Keeping in mind that lying usually starts with a white lie. For example, “ The food will be ready in the next five minutes.” Or “Yes, Ayo and Dele were with me yesterday.” We rationalize and define them as being harmless and not likely not to become recurrent nor affect an important relationship. Many continue to tell them for the same reasons they tell other lies with similar results that can lead to a cycle of bad consequences.
Often we justify our lies because we believe that by telling them we are protecting the feelings of another. We do have a tendency to judge as well as observe details of what is involved at the time and not say unsavoury or cruel things just because it went through your mind, or would you now?
There are different types of lies, and either can cause problems.

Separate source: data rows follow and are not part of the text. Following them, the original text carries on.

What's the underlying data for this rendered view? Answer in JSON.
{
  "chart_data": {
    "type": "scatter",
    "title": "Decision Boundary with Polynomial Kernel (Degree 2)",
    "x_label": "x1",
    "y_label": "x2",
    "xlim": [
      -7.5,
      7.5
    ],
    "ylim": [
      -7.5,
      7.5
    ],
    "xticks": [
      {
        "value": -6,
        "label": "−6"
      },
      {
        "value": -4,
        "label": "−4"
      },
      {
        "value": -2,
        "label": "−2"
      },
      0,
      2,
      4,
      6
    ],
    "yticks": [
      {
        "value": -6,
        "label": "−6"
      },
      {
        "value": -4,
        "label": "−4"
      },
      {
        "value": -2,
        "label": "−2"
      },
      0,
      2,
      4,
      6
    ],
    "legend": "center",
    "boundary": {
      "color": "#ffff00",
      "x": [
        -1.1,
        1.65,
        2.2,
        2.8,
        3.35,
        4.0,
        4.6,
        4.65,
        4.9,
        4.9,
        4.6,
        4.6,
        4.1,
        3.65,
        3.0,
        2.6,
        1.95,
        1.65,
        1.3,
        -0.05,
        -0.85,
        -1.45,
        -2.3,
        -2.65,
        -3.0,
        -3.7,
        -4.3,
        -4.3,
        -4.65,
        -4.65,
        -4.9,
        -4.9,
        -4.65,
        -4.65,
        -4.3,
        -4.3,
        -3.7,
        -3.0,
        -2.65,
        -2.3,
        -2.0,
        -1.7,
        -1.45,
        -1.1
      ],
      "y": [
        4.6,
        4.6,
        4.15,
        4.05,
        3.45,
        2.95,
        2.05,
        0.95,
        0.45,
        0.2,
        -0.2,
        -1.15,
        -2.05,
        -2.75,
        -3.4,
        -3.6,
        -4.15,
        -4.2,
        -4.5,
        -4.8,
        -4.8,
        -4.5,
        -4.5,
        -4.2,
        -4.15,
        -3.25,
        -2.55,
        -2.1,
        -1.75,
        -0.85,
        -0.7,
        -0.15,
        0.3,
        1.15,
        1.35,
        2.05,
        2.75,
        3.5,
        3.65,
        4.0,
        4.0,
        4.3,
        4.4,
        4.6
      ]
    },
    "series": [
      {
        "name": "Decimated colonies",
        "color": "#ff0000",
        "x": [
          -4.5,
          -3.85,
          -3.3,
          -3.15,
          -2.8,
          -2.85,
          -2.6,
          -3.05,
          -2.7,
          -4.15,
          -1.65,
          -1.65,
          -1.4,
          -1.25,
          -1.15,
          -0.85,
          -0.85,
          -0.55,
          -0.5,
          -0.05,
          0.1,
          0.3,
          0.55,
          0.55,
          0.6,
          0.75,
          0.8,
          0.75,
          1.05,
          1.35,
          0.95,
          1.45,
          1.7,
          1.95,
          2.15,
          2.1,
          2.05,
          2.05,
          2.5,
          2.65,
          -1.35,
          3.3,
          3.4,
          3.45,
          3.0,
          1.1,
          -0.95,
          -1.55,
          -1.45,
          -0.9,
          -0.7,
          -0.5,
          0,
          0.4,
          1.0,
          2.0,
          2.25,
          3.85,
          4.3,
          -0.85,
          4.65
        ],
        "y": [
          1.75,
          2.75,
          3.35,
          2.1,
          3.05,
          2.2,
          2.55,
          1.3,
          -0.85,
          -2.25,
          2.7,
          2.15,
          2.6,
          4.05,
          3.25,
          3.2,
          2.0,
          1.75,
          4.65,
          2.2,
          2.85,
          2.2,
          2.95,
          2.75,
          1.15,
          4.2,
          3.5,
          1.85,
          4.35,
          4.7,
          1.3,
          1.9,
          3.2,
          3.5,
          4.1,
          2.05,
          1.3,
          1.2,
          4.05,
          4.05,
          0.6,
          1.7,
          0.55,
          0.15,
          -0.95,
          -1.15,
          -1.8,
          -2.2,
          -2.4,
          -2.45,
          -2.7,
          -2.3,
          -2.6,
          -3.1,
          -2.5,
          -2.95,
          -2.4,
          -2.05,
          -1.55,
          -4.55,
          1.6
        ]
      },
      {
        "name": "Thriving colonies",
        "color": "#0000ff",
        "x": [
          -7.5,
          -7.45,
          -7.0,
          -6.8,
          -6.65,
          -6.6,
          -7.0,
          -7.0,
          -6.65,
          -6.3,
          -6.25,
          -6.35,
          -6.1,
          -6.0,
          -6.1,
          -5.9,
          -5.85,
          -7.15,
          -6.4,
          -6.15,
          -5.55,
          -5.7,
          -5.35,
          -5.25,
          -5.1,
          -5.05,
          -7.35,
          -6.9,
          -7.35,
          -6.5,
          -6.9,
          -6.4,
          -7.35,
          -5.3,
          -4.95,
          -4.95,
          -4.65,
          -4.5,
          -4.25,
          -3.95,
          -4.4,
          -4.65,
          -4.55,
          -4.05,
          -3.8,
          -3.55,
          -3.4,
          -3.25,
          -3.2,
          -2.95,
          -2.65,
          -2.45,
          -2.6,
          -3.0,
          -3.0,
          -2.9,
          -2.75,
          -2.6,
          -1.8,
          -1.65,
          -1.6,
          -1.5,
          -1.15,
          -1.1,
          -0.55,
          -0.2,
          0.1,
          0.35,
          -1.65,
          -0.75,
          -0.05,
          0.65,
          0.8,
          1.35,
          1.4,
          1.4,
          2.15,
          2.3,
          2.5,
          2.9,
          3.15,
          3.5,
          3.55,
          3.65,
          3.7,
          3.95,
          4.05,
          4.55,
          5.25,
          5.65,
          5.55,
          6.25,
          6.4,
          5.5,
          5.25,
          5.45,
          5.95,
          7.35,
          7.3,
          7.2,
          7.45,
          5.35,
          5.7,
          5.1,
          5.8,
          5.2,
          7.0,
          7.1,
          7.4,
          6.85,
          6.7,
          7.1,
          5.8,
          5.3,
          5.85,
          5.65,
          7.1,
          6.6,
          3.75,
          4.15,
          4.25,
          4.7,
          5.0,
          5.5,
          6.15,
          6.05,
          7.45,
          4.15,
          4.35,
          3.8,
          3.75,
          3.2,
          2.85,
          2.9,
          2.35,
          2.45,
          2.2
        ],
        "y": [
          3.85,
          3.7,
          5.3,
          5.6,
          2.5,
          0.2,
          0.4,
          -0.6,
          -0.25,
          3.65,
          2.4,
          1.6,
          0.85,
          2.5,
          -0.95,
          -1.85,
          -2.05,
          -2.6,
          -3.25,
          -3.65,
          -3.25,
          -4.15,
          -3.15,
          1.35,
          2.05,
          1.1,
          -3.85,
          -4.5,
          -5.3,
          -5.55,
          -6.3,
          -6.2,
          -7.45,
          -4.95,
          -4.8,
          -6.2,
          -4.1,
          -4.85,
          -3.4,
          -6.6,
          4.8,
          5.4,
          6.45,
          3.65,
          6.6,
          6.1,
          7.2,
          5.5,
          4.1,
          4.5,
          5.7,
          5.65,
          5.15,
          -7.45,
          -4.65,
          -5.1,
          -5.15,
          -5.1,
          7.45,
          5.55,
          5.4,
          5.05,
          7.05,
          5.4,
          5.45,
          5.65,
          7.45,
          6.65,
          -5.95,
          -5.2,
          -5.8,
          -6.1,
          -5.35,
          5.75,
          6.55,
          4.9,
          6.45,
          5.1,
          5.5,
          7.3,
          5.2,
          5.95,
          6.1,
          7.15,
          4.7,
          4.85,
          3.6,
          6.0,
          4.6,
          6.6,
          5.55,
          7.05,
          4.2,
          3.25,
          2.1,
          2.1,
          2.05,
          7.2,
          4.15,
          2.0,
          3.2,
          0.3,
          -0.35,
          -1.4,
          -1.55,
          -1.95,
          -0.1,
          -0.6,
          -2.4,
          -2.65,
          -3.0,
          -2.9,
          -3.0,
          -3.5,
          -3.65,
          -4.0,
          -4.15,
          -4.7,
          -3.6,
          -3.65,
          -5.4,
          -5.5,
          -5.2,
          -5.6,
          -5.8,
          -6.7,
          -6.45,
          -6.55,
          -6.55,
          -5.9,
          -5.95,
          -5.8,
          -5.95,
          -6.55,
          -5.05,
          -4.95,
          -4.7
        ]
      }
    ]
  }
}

These problematic lies are known as outright and withholding lies: An Outright Lie is whereby you are agreeing to something you truly do not really agree to; and A Withholding Lie is when you deliberately choose to, for example, not to tell someone you are annoyed or say you agree with certain behaviour when you don’t. Why would you feel the need and want to tell either type of lie? Is it because you have or are just wanting to show you have high moral standards; maybe your intention is to keep someone safe, protect them from potential harm, you feel you do not want to hurt or perhaps embarrass the person? All well and good, but then, what lies beneath this action to some degree is a form of deviousness and manipulation because you are probably afraid of an unwelcome, perhaps unintended, consequence of an action due to your own belief and feelings, and as the lies increase, they make you behave differently depending who you are with at the time turning you into someone you normally are not thus self believing that other people will like and admire you?
Your lying behaviour becomes habit, and your life becomes a game of pretence but you don’t even realise it because the lies become naturally common. You are unable to care about the lies robbing you of feelings of intimacy including your self confidence, thereby creating a distance between you and another because of your untruthfulness. When you lack sincerity and honesty, genuine real closeness becomes practically impossible due to this pretence you have developed within your relationships; you feel a distance develop albeit admitted or not by either persons.
All that deceit… Are games of lies truly worth playing? Are you living your life real or playing out scenes of pretence as actors do? Just who is truly lying to whom? So, is lying worth sacrificing your intimacy and risking emotional and physical health issues?